Dec 6, 2009

Raising the Bar in Testing


It is important for NSS Labs to periodically raise the bar as the industry advances, both offensively and defensively. In other words, we increase the difficulty of the test to match the needs (as driven by cyber criminals' innovative new attacks), and the capabilities of vendors who have developed new approaches to countering the threats.

This is what NSS Labs has been doing over the past 2 years in particular: raising the bar. As such, our reports and the scores vendors receive on them deserve to be put into context. We perform a number of different types of tests over the past few years:

1. Product Certification - a full review of the whole product; including security effectiveness, performance, manageability and stability.

2. Group Tests - comparative testing of a class of products from leading vendors.
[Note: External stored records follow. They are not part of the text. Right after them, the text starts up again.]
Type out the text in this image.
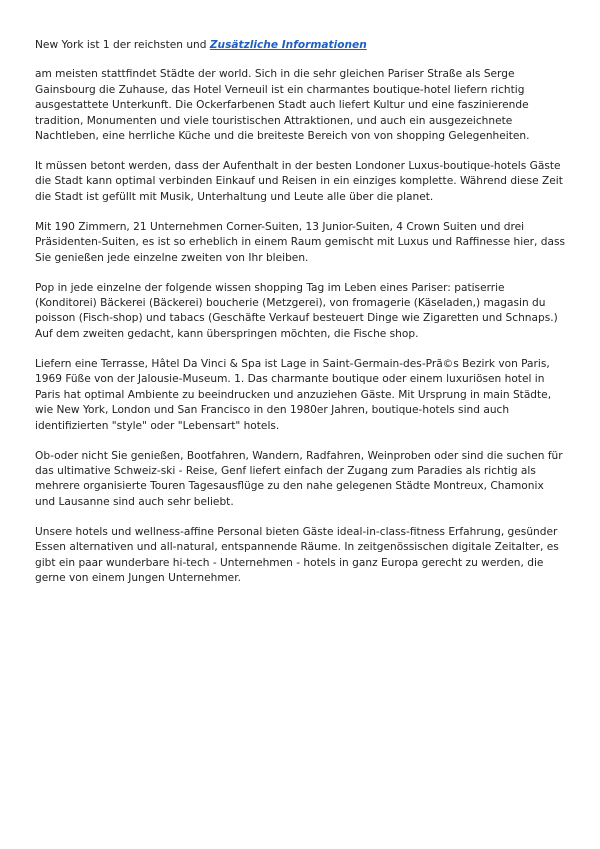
New York ist 1 der reichsten und Zusätzliche Informationen

am meisten stattfindet Städte der world. Sich in die sehr gleichen Pariser Straße als Serge Gainsbourg die Zuhause, das Hotel Verneuil ist ein charmantes boutique-hotel liefern richtig ausgestattete Unterkunft. Die Ockerfarbenen Stadt auch liefert Kultur und eine faszinierende tradition, Monumenten und viele touristischen Attraktionen, und auch ein ausgezeichnete Nachtleben, eine herrliche Küche und die breiteste Bereich von von shopping Gelegenheiten.

It müssen betont werden, dass der Aufenthalt in der besten Londoner Luxus-boutique-hotels Gäste die Stadt kann optimal verbinden Einkauf und Reisen in ein einziges komplette. Während diese Zeit die Stadt ist gefüllt mit Musik, Unterhaltung und Leute alle über die planet.

Mit 190 Zimmern, 21 Unternehmen Corner-Suiten, 13 Junior-Suiten, 4 Crown Suiten und drei Präsidenten-Suiten, es ist so erheblich in einem Raum gemischt mit Luxus und Raffinesse hier, dass Sie genießen jede einzelne zweiten von Ihr bleiben.

Pop in jede einzelne der folgende wissen shopping Tag im Leben eines Pariser: patiserrie (Konditorei) Bäckerei (Bäckerei) boucherie (Metzgerei), von fromagerie (Käseladen,) magasin du poisson (Fisch-shop) und tabacs (Geschäfte Verkauf besteuert Dinge wie Zigaretten und Schnaps.) Auf dem zweiten gedacht, kann überspringen möchten, die Fische shop.

Liefern eine Terrasse, Hâtel Da Vinci & Spa ist Lage in Saint-Germain-des-Prã©s Bezirk von Paris, 1969 Füße von der Jalousie-Museum. 1. Das charmante boutique oder einem luxuriösen hotel in Paris hat optimal Ambiente zu beeindrucken und anzuziehen Gäste. Mit Ursprung in main Städte, wie New York, London und San Francisco in den 1980er Jahren, boutique-hotels sind auch identifizierten "style" oder "Lebensart" hotels.

Ob-oder nicht Sie genießen, Bootfahren, Wandern, Radfahren, Weinproben oder sind die suchen für das ultimative Schweiz-ski - Reise, Genf liefert einfach der Zugang zum Paradies als richtig als mehrere organisierte Touren Tagesausflüge zu den nahe gelegenen Städte Montreux, Chamonix und Lausanne sind auch sehr beliebt.

Unsere hotels und wellness-affine Personal bieten Gäste ideal-in-class-fitness Erfahrung, gesünder Essen alternativen und all-natural, entspannende Räume. In zeitgenössischen digitale Zeitalter, es gibt ein paar wunderbare hi-tech - Unternehmen - hotels in ganz Europa gerecht zu werden, die gerne von einem Jungen Unternehmer.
Due to the volume of vendors, the depth of the testing may be abbreviated and focused. The browser security, endpoint protection, and Network IPS tests are great examples of these.

3. Security Update Monitor (SUM) Tests - unique to the industry, NSS Labs has been testing IPS products on a monthly basis. Every quarter, we tally the average scores and bestow awards. The attacks in this test set are focused on vulnerability disclosures made the previous month. As such, the volume of new additions is generally in the couple dozen range. Overall, there are currently 300 entries.

4. Individual Product Reports - these are brand new detailed reports that were created during group testing. They capture the nitty gritty details that are rolled up into the group test.

5. Exposure Reports - An industry and NSS first. These reports list specific vulnerabilities that are NOT shielded by an IPS. This information is critical in helping organizations knowing where their protection is and is not. Contact us for confidential demonstration. (Knowing can help identify appropriate mitigations, such as writing custom signatures, implementing new rules, resegmenting the network, or ultimately switching or adding a security product.)

By the Numbers:
Exploit selection and validation is a serious matter. Our engineers take care to identify the greatest risks to enterprises, based on commonly deployed systems, utilizing a modified CVSS.


Certifications performed in 2008 and 2009 tested 600 vulnerabilities. Compare this with other tests, e.g. ICSA IPS tests only 120 vulnerabilities (all server side). Our 600 is more than 480 better, because vendors did not know what they were, thus preventing the 'gaming of the test'.

SUM testing generally adds 20-30 vulnerabilities per month. Relatively small, directly reflective of popular attacks.

Our latest group test utilized 1,159 live exploits. More than 2x the number we used previously for certifications (and nearly 10x more than the next lab).

NSS Labs Tests are Harder Than The Other Guys'...
Difficult, real-world tests are an important part of raising the bar. Marketers like to have big numbers, and when it comes to scores, 100% is the target. Unfortunately, that's not the reality of information security products. We at NSS do not expect any product to catch 100% of the attacks in any of our tests. If they do, we probably are not working hard enough (or the bad guys gave up and went home - unlikely). There are more threats than can be protected against, and depending on the vendor, the margin can be acceptable, or pretty significant.

Take the difficulty of the test into consideration when comparing products. The lower the bar, the easier it is to score 100%. And the less meaningful it is. A 70% score on an NSS Labs Group Test (1,159 exploits) is still 6.7 times more validation than a 100% of 120 exploits in an ICSA Labs(r) test. And a 95% score on an NSS certification is 4.9 times more.

When we at NSS Labs raised the bar on this Q4 2009 IPS Group Test, we really cranked it up. So, if you're wondering why a vendor who previously scored in the 90's is scoring lower on the group test, it's not necessarily because they are slacking off. In most cases it is quite the opposite. Thus, one should be sure to compare products within the test set and methodology. Ergo, the 80% product definitely bested the 17% product by a wide berth. Be very cautious of the latter. And reward those vendors who submitted to this rigorous testing in the first place.